How Blood Type Is Inherited

You inherit one ABO gene from each parent, giving you two copies. The A and B versions are co-dominant, meaning if you get one of each, both are expressed and your blood type is AB. The O version is recessive, so it only shows up when you inherit it from both parents.

This means someone with type A blood could carry either two A copies (AA) or one A and one O (AO). The same applies to type B: either BB or BO. Type AB always comes from one A gene and one B gene. Type O requires two O copies (OO). Because of these hidden carrier combinations, two parents who are both type A can have a child with type O if each parent passes along their silent O gene.

Rh factor follows a simpler pattern. The gene for RhD positive is dominant. You only need one copy to be Rh positive. Two Rh-positive parents can have an Rh-negative child if both carry one recessive copy.

Extremely Rare Blood Types

Beyond the familiar eight, there are hundreds of additional blood group systems recognized by the International Society of Blood Transfusion. Most people never need to think about them, but a small number of individuals carry blood types so unusual that finding a compatible donor becomes a global challenge.

The Bombay phenotype (also called Oh) is one well-known example. People with this type lack a foundational molecule that the A and B antigens are built on, so standard blood typing can misidentify them as type O. They can only receive blood from other Bombay-type donors, an extremely small group. Rh-null, sometimes called “golden blood,” is even rarer. People with Rh-null lack all Rh antigens, not just RhD. Fewer than 50 people worldwide are known to have it. Their red cells can theoretically be given to anyone in the Rh system, but finding replacement blood for them when they need a transfusion is extraordinarily difficult.

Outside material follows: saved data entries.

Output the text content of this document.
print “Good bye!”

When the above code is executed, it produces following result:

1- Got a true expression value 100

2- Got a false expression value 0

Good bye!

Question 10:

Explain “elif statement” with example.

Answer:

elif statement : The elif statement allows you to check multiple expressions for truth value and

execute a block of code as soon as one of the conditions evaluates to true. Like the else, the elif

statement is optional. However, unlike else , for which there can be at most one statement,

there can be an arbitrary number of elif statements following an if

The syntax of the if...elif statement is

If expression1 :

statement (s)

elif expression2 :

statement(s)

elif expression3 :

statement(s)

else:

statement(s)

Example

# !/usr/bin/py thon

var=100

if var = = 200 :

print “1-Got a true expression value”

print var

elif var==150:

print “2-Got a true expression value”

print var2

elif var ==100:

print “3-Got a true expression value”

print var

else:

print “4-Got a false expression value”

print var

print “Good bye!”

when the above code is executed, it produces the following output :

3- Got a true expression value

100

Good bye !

The ISBT defines rare blood as being negative for a high-prevalence antigen found in fewer than 1 in 1,000 people. Some types are so scarce that fewer than 10 registered donors exist in the entire world, which is why international rare donor registries coordinate across countries to locate compatible blood when it’s needed.

Finding Out Your Blood Type

If you’ve donated blood, had surgery, or been pregnant, your type is likely already on file. You can ask your doctor’s office or blood bank for the result. Blood donation centers like the Red Cross will also tell you your type after your first donation. At-home blood typing kits are available at pharmacies and work by mixing a drop of your blood with solutions that cause clumping if certain antigens are present. They’re generally reliable for ABO and Rh typing, though a lab test is more definitive.

Knowing your blood type won’t change your daily life, but it’s useful information in emergencies, during pregnancy planning, and if you want to donate blood. Hospitals always verify blood type before a transfusion regardless of what you report, so even if you’re unsure, you’ll be tested when it counts.